Table 7. Dynamics of indicators of the level of hormones in blood serumin patients with NAFLD
     
The basal insulin level, according to the results of our studies, in individuals with NAFLD was significantly increased (p = 0.001) (Table 7).
Thus, on the basis of the studies carried out, it can be concluded that NAFLD is high prevalence, a tendency to an increase in the incidence, disease progression, coverage of the most efficient part of the population, the severity of clinical manifestations only in the late stages makes it possible to classify NAFLD as socially significant, of course, makes NAFLD one of the most relevant problems of clinical medicine. Clinical signs of aching pain, discomfort in the right hypochondrium, belching, heartburn, increased fatigue, general weakness and laboratory for the activity of cytolysis indicators in steatohepatitis, there are higher ALT, AST, ALP values than in patients with hepatic steatosis.
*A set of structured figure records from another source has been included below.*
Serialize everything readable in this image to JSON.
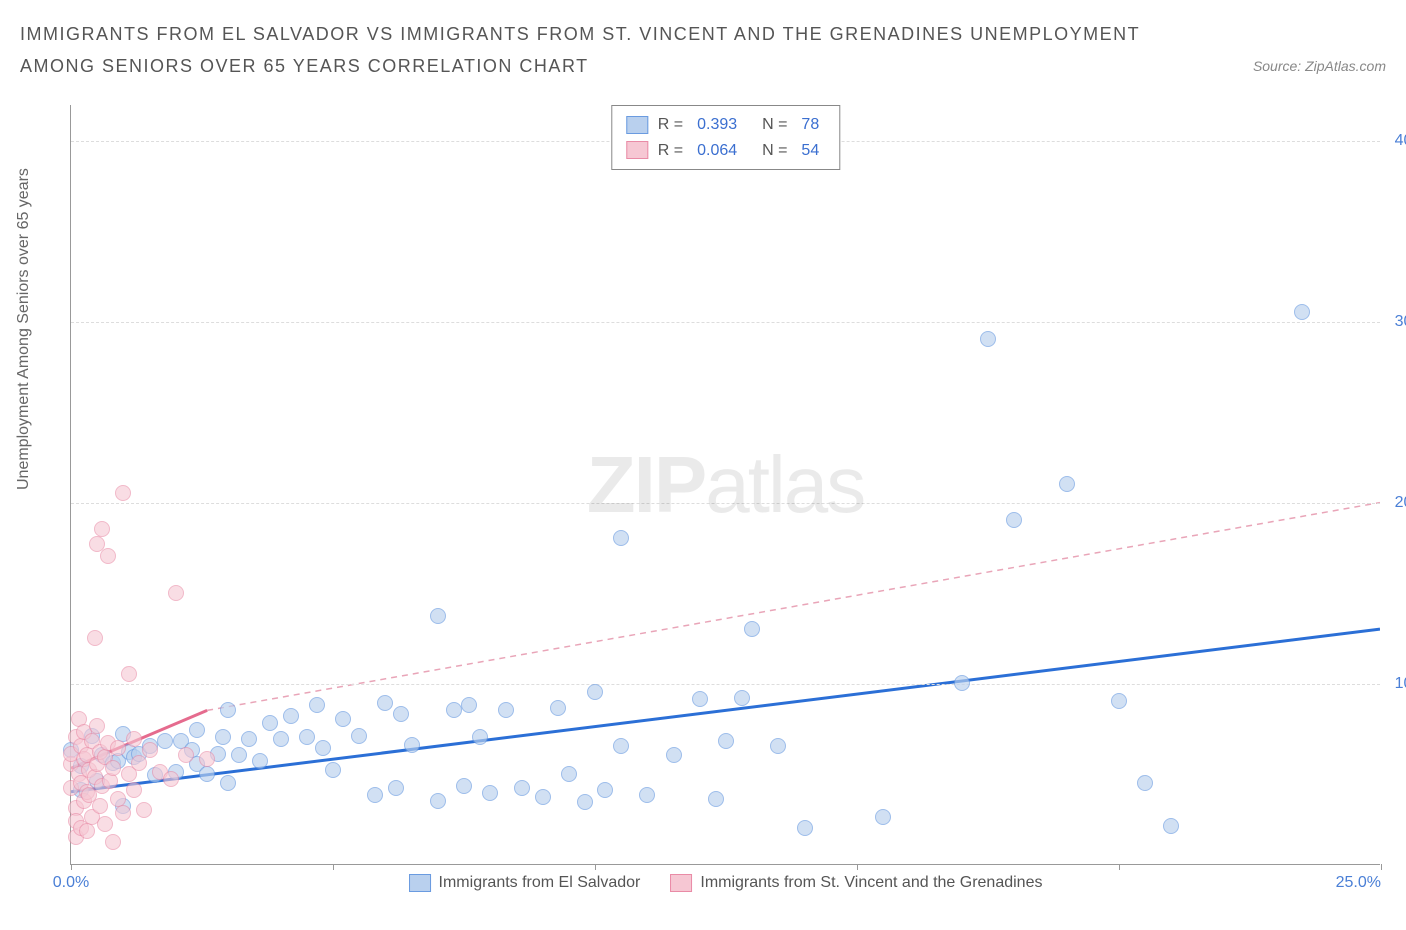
{
  "title": "IMMIGRANTS FROM EL SALVADOR VS IMMIGRANTS FROM ST. VINCENT AND THE GRENADINES UNEMPLOYMENT AMONG SENIORS OVER 65 YEARS CORRELATION CHART",
  "source_label": "Source: ZipAtlas.com",
  "y_axis_label": "Unemployment Among Seniors over 65 years",
  "watermark_bold": "ZIP",
  "watermark_light": "atlas",
  "chart": {
    "type": "scatter",
    "x_range": [
      0,
      25
    ],
    "y_range": [
      0,
      42
    ],
    "y_ticks": [
      {
        "v": 10,
        "label": "10.0%"
      },
      {
        "v": 20,
        "label": "20.0%"
      },
      {
        "v": 30,
        "label": "30.0%"
      },
      {
        "v": 40,
        "label": "40.0%"
      }
    ],
    "x_ticks_major": [
      0,
      5,
      10,
      15,
      20,
      25
    ],
    "x_tick_labels": [
      {
        "v": 0,
        "label": "0.0%"
      },
      {
        "v": 25,
        "label": "25.0%",
        "align": "right"
      }
    ],
    "grid_color": "#dddddd",
    "axis_color": "#999999",
    "background_color": "#ffffff",
    "tick_label_color": "#4a7fd6",
    "point_radius": 8,
    "series": [
      {
        "id": "elsalvador",
        "name": "Immigrants from El Salvador",
        "fill": "#b9d0ee",
        "stroke": "#6a9be0",
        "fill_opacity": 0.65,
        "trend": {
          "x1": 0,
          "y1": 4.0,
          "x2": 25,
          "y2": 13.0,
          "stroke": "#2b6fd6",
          "width": 3,
          "dash": "none"
        },
        "trend_dashed_ext": null,
        "R": "0.393",
        "N": "78",
        "points": [
          [
            0.0,
            6.3
          ],
          [
            0.2,
            5.4
          ],
          [
            0.2,
            4.1
          ],
          [
            0.4,
            7.1
          ],
          [
            0.5,
            4.6
          ],
          [
            0.6,
            6.0
          ],
          [
            0.8,
            5.6
          ],
          [
            0.9,
            5.7
          ],
          [
            1.0,
            3.2
          ],
          [
            1.0,
            7.2
          ],
          [
            1.1,
            6.2
          ],
          [
            1.2,
            5.9
          ],
          [
            1.3,
            6.1
          ],
          [
            1.5,
            6.5
          ],
          [
            1.6,
            4.9
          ],
          [
            1.8,
            6.8
          ],
          [
            2.0,
            5.1
          ],
          [
            2.1,
            6.8
          ],
          [
            2.3,
            6.3
          ],
          [
            2.4,
            7.4
          ],
          [
            2.4,
            5.5
          ],
          [
            2.6,
            5.0
          ],
          [
            2.8,
            6.1
          ],
          [
            2.9,
            7.0
          ],
          [
            3.0,
            4.5
          ],
          [
            3.0,
            8.5
          ],
          [
            3.2,
            6.0
          ],
          [
            3.4,
            6.9
          ],
          [
            3.6,
            5.7
          ],
          [
            3.8,
            7.8
          ],
          [
            4.0,
            6.9
          ],
          [
            4.2,
            8.2
          ],
          [
            4.5,
            7.0
          ],
          [
            4.7,
            8.8
          ],
          [
            4.8,
            6.4
          ],
          [
            5.0,
            5.2
          ],
          [
            5.2,
            8.0
          ],
          [
            5.5,
            7.1
          ],
          [
            5.8,
            3.8
          ],
          [
            6.0,
            8.9
          ],
          [
            6.2,
            4.2
          ],
          [
            6.3,
            8.3
          ],
          [
            6.5,
            6.6
          ],
          [
            7.0,
            13.7
          ],
          [
            7.0,
            3.5
          ],
          [
            7.3,
            8.5
          ],
          [
            7.5,
            4.3
          ],
          [
            7.6,
            8.8
          ],
          [
            7.8,
            7.0
          ],
          [
            8.0,
            3.9
          ],
          [
            8.3,
            8.5
          ],
          [
            8.6,
            4.2
          ],
          [
            9.0,
            3.7
          ],
          [
            9.3,
            8.6
          ],
          [
            9.5,
            5.0
          ],
          [
            9.8,
            3.4
          ],
          [
            10.0,
            9.5
          ],
          [
            10.2,
            4.1
          ],
          [
            10.5,
            18.0
          ],
          [
            10.5,
            6.5
          ],
          [
            11.0,
            3.8
          ],
          [
            11.5,
            6.0
          ],
          [
            12.0,
            9.1
          ],
          [
            12.3,
            3.6
          ],
          [
            12.5,
            6.8
          ],
          [
            12.8,
            9.2
          ],
          [
            13.0,
            13.0
          ],
          [
            13.5,
            6.5
          ],
          [
            14.0,
            2.0
          ],
          [
            15.5,
            2.6
          ],
          [
            17.0,
            10.0
          ],
          [
            17.5,
            29.0
          ],
          [
            18.0,
            19.0
          ],
          [
            19.0,
            21.0
          ],
          [
            20.0,
            9.0
          ],
          [
            20.5,
            4.5
          ],
          [
            21.0,
            2.1
          ],
          [
            23.5,
            30.5
          ]
        ]
      },
      {
        "id": "stvincent",
        "name": "Immigrants from St. Vincent and the Grenadines",
        "fill": "#f6c7d3",
        "stroke": "#e98ba6",
        "fill_opacity": 0.6,
        "trend": {
          "x1": 0,
          "y1": 5.3,
          "x2": 2.6,
          "y2": 8.5,
          "stroke": "#e56b8e",
          "width": 3,
          "dash": "none"
        },
        "trend_dashed_ext": {
          "x1": 2.6,
          "y1": 8.5,
          "x2": 25,
          "y2": 20.0,
          "stroke": "#e9a5b8",
          "width": 1.5,
          "dash": "6,5"
        },
        "R": "0.064",
        "N": "54",
        "points": [
          [
            0.0,
            5.5
          ],
          [
            0.0,
            4.2
          ],
          [
            0.0,
            6.1
          ],
          [
            0.1,
            7.0
          ],
          [
            0.1,
            3.1
          ],
          [
            0.1,
            2.4
          ],
          [
            0.1,
            1.5
          ],
          [
            0.15,
            5.0
          ],
          [
            0.15,
            8.0
          ],
          [
            0.2,
            4.5
          ],
          [
            0.2,
            6.5
          ],
          [
            0.2,
            2.0
          ],
          [
            0.25,
            3.5
          ],
          [
            0.25,
            5.8
          ],
          [
            0.25,
            7.3
          ],
          [
            0.3,
            4.0
          ],
          [
            0.3,
            6.0
          ],
          [
            0.3,
            1.8
          ],
          [
            0.35,
            5.2
          ],
          [
            0.35,
            3.8
          ],
          [
            0.4,
            6.8
          ],
          [
            0.4,
            2.6
          ],
          [
            0.45,
            12.5
          ],
          [
            0.45,
            4.8
          ],
          [
            0.5,
            5.5
          ],
          [
            0.5,
            7.6
          ],
          [
            0.5,
            17.7
          ],
          [
            0.55,
            3.2
          ],
          [
            0.55,
            6.2
          ],
          [
            0.6,
            18.5
          ],
          [
            0.6,
            4.3
          ],
          [
            0.65,
            5.9
          ],
          [
            0.65,
            2.2
          ],
          [
            0.7,
            6.7
          ],
          [
            0.7,
            17.0
          ],
          [
            0.75,
            4.6
          ],
          [
            0.8,
            1.2
          ],
          [
            0.8,
            5.3
          ],
          [
            0.9,
            6.4
          ],
          [
            0.9,
            3.6
          ],
          [
            1.0,
            20.5
          ],
          [
            1.0,
            2.8
          ],
          [
            1.1,
            10.5
          ],
          [
            1.1,
            5.0
          ],
          [
            1.2,
            6.9
          ],
          [
            1.2,
            4.1
          ],
          [
            1.3,
            5.6
          ],
          [
            1.4,
            3.0
          ],
          [
            1.5,
            6.3
          ],
          [
            1.7,
            5.1
          ],
          [
            1.9,
            4.7
          ],
          [
            2.0,
            15.0
          ],
          [
            2.2,
            6.0
          ],
          [
            2.6,
            5.8
          ]
        ]
      }
    ]
  },
  "legend_top_labels": {
    "R": "R =",
    "N": "N ="
  },
  "legend_bottom": [
    {
      "series": "elsalvador"
    },
    {
      "series": "stvincent"
    }
  ]
}
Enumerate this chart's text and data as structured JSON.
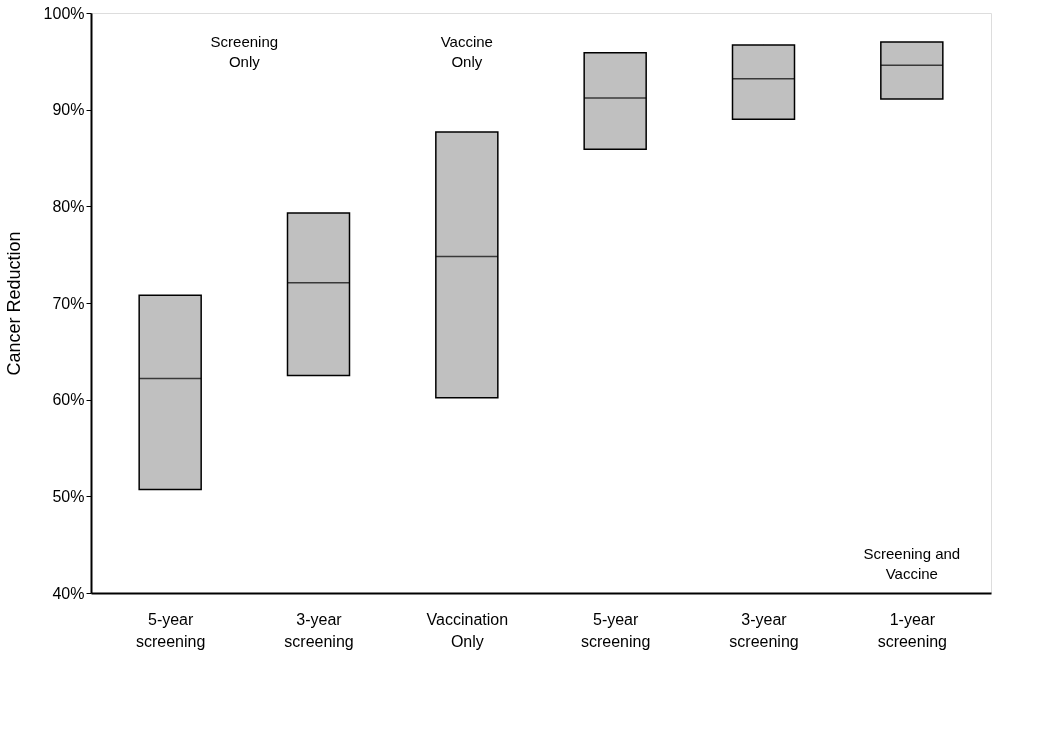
{
  "chart_data": {
    "type": "box",
    "ylabel": "Cancer Reduction",
    "categories": [
      "5-year screening",
      "3-year screening",
      "Vaccination Only",
      "5-year screening",
      "3-year screening",
      "1-year screening"
    ],
    "boxes": [
      {
        "low": 50.7,
        "q1": 50.7,
        "median": 62.2,
        "q3": 70.8,
        "high": 70.8
      },
      {
        "low": 62.5,
        "q1": 62.5,
        "median": 72.1,
        "q3": 79.3,
        "high": 79.3
      },
      {
        "low": 60.2,
        "q1": 60.2,
        "median": 74.8,
        "q3": 87.7,
        "high": 87.7
      },
      {
        "low": 85.9,
        "q1": 85.9,
        "median": 91.2,
        "q3": 95.9,
        "high": 95.9
      },
      {
        "low": 89.0,
        "q1": 89.0,
        "median": 93.2,
        "q3": 96.7,
        "high": 96.7
      },
      {
        "low": 91.1,
        "q1": 91.1,
        "median": 94.6,
        "q3": 97.0,
        "high": 97.0
      }
    ],
    "color": "#c0c0c0",
    "ylim": [
      40,
      100
    ],
    "yticks": [
      {
        "value": 40,
        "label": "40%"
      },
      {
        "value": 50,
        "label": "50%"
      },
      {
        "value": 60,
        "label": "60%"
      },
      {
        "value": 70,
        "label": "70%"
      },
      {
        "value": 80,
        "label": "80%"
      },
      {
        "value": 90,
        "label": "90%"
      },
      {
        "value": 100,
        "label": "100%"
      }
    ],
    "grid": false,
    "annotations": [
      "Screening Only",
      "Vaccine Only",
      "Screening and Vaccine"
    ]
  }
}
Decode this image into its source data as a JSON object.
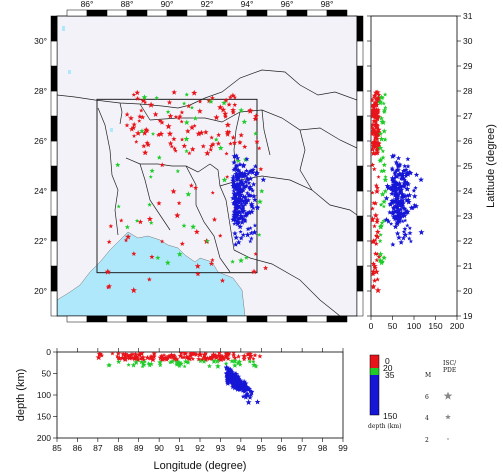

The main differential difference between non-alcoholic steatosis and steatohepatitis, available in clinical practice, may be the severity of the biochemical syndrome of cytolysis. The activity of alkaline phosphatase (ALP) and gamma-glutamyltranspeptidase (GGTP) (its isolated increase occurs) are moderately increased in patients with SH.Dyslipidemia (hypertriglyceridemia, decreased HDL, increased LDL) occurs in about 65-85% of patients. The basal insulin level, according to the results of our studies, in persons with NAFLD at the stage of steatosis and steatohepatitis was significantly increased. Our correlation analysis revealed a positive relationship between hypercortisolemia in patients with NAFLD at the stage of fatty hepatosis, steatohepatitis and the level of total cholesterol and LDL, a negative relationship with HDL values. The presence of a connection between hypercortisolemia and hyperinsulinemia with atherogenic dyslipidemia and hyperinsulinemia with glucose parameters was shown. In order to determine the compensation of hyperinsulinemia in NAFLD patients at the stage of fatty hepatosis and steatohepatitis, the HOMA-IR index was determined. In our study, in patients with NAFLD at the stage of fatty hepatosis, the index of insulin resistance HOMA-IR was significantly increased in comparison with the control (p = 0.01).